Why non-production data still matters
Many organizations focus their breach response on customer data and production systems. These are legitimate priorities. But operational data — emails, project plans, vendor lists, internal documentation — can be equally valuable to attackers. In Grafana’s case, the exposed business contacts could be used to impersonate Grafana employees or partners. The operational information could reveal internal processes, upcoming product features, or business relationships.
Grafana Labs promised to notify impacted customers directly if the ongoing investigation reveals additional risk. This promise is standard practice, but organizations should extend the same diligence to business partners and employees whose contact data may have been exposed.
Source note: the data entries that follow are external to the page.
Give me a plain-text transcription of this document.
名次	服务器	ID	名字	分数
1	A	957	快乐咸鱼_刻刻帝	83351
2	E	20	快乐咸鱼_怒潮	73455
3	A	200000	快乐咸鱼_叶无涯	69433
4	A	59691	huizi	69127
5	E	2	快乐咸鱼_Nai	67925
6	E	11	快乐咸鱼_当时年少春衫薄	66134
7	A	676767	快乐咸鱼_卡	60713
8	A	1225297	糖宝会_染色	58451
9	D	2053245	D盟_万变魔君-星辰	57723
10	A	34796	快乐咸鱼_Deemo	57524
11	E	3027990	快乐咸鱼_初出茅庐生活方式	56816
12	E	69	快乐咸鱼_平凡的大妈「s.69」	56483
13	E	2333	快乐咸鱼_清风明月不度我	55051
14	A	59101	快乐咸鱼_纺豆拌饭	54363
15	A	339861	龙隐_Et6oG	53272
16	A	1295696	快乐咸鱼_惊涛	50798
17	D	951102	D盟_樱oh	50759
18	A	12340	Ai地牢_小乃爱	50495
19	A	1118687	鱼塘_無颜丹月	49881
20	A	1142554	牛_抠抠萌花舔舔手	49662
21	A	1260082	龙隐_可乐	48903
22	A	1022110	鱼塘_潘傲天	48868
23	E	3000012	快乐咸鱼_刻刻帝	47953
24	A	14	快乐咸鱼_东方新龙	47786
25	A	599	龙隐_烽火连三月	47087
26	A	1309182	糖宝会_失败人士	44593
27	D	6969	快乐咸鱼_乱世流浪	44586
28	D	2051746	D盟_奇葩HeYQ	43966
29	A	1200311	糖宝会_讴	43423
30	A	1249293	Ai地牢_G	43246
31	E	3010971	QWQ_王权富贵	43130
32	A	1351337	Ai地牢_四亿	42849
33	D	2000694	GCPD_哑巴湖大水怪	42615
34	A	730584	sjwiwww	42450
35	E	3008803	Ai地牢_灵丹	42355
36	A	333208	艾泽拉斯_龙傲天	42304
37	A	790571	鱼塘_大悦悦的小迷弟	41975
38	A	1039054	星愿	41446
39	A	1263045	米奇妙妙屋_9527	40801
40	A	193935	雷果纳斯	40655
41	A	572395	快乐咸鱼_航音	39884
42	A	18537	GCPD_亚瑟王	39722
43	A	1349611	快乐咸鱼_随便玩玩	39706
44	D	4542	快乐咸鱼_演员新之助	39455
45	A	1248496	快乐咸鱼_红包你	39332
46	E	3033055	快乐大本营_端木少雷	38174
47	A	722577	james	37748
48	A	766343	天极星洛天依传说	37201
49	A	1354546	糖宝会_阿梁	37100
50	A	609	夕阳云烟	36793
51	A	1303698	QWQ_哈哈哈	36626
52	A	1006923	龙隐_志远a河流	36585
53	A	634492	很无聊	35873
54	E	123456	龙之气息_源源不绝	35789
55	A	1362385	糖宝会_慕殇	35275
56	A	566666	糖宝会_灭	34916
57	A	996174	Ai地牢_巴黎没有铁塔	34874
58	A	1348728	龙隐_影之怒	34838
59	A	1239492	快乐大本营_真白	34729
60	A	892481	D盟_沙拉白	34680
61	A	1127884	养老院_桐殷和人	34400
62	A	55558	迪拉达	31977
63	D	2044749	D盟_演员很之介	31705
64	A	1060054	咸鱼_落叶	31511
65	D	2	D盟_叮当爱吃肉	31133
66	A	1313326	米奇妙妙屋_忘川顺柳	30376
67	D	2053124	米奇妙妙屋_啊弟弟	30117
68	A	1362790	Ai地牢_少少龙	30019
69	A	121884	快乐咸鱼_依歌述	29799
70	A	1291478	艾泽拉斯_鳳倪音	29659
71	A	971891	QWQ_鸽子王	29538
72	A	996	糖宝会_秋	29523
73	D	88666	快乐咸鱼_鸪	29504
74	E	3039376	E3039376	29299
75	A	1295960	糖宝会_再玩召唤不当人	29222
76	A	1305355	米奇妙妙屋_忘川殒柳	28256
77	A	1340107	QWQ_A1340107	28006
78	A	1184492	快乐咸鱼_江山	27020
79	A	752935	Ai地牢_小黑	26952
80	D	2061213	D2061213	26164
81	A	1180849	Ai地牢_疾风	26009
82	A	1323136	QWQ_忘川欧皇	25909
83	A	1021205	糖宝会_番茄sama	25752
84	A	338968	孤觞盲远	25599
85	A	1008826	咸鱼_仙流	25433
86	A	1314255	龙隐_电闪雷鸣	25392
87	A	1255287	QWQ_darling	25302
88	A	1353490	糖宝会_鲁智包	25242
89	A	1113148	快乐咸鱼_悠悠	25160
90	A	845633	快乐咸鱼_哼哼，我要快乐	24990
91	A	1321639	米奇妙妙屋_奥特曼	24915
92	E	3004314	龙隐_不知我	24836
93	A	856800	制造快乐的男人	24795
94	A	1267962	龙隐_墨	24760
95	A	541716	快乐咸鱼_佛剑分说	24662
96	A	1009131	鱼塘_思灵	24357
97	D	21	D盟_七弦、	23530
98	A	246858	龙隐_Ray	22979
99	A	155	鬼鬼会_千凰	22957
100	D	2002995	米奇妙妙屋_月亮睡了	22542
Steps to protect non-production data during rotation
First, classify all data that your CI/CD workflows can access, not just production data. Second, ensure that tokens with access to operational data are rotated with the same urgency as tokens that touch customer information. Third, after an incident, review logs for any access patterns that suggest data exfiltration beyond source code. If business contacts were accessed, notify the affected individuals so they can watch for targeted phishing attempts. Fourth, consider segmenting tokens by data classification so that a single token compromise does not expose both source code and business operations.
The Grafana breach shows that a single missed token can cascade into multiple types of data exposure. Protecting customer data is essential, but operational data also deserves vigilant protection.
The five lessons from Grafana’s incident center on one core truth: grafana token rotation cannot succeed without a complete inventory, a wide investigative scope, verification beyond automated tools, and protection for all data types. Speed in incident response matters, but completeness matters more. A single oversight — one workflow deemed safe when it was not, one token left unchanged — can undo hours of diligent work. Organizations that build token inventories before an incident, audit workflows after a supply-chain attack, validate rotation completeness manually, and protect both customer and operational data will be better prepared to avoid the same fate.